D’après la société civile, les combattants ADF-MTM auraient successivement frappé les zones de PK12 de Badengaido sur l’axe Mambasa le 16 mars, puis Bafwakoa le 1er avril 2026.
Plusieurs villages de la chefferie des Bombo, notamment Penge, Talawa, Kulungu, Gbaka, Ile et Salate, auraient également été visés lors des attaques enregistrées entre le 23 et le 24 avril dernier. La coordination locale estime que ces mouvements prouvent la liberté de circulation des rebelles dans cette partie de l’Ituri.
La NSCC évoque aussi des incidents récents qui renforcent la peur au sein de la population. Le 20 mai 2026, un habitant connu sous le nom de Mr Limbanain a perdu la vie après avoir marché sur une mine à Muchacha. Quelques semaines auparavant, deux habitants, Rémy âgé de 34 ans et Emmanuel Muhindo âgé de 25 ans, avaient disparu alors qu’ils se rendaient à une source d’eau située à environ 500 mètres d’une position des FARDC.
Selon la société civile, ces deux hommes auraient été pris en otage par des combattants ADF-MTM qui fréquenteraient régulièrement les environs de Muchacha pour exploiter les champs abandonnés par les habitants.

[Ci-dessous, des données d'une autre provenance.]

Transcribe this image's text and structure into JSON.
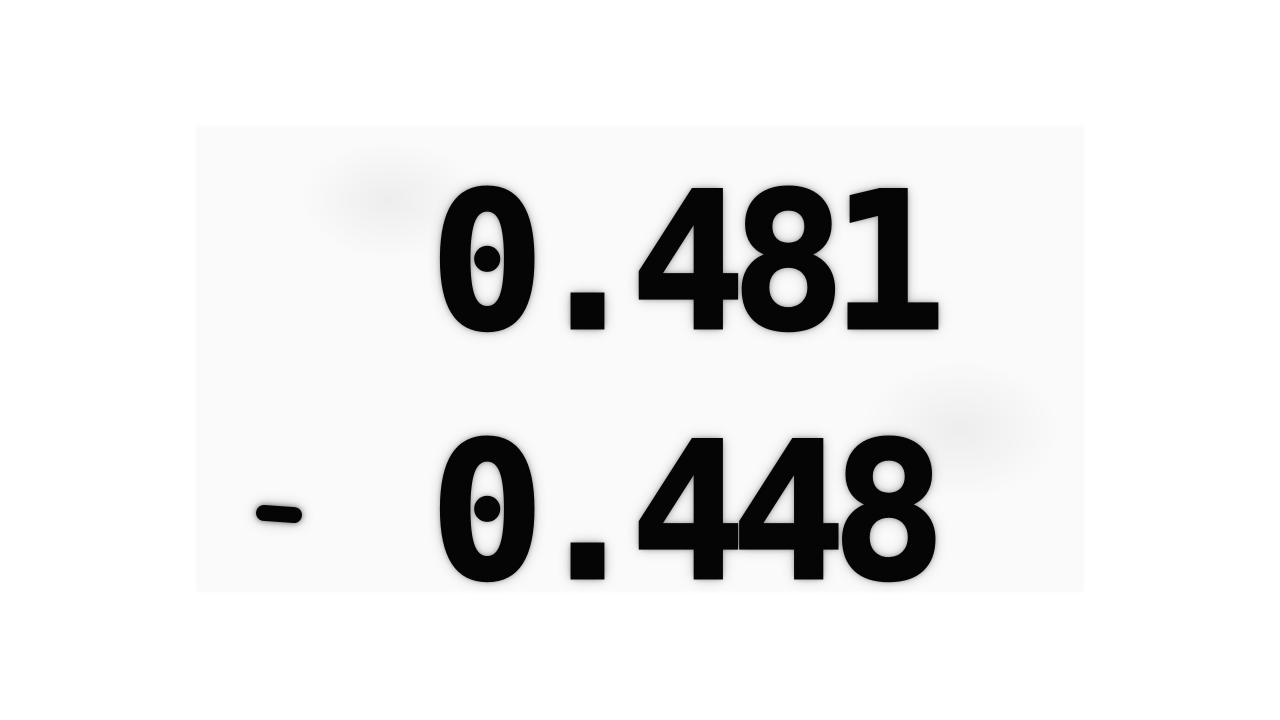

Cette proximité des assaillants avec les positions militaires inquiète fortement la population locale qui réclame un renforcement urgent des dispositifs sécuritaires dans la zone. Par ailleurs, la coordination citoyenne accuse certains militaires de se concentrer davantage sur les activités d’orpaillage que sur la protection des civils.
Elle dénonce également la multiplication des barrières sur la RN4 à Muchacha, passées de trois à huit postes de contrôle où des taxes variant entre 2 000 et 5 000 francs congolais seraient exigées aux voyageurs. La société civile appelle enfin les autorités militaires de l’Ituri à prendre des mesures concrètes pour restaurer la paix et soulager les populations affectées par les violences.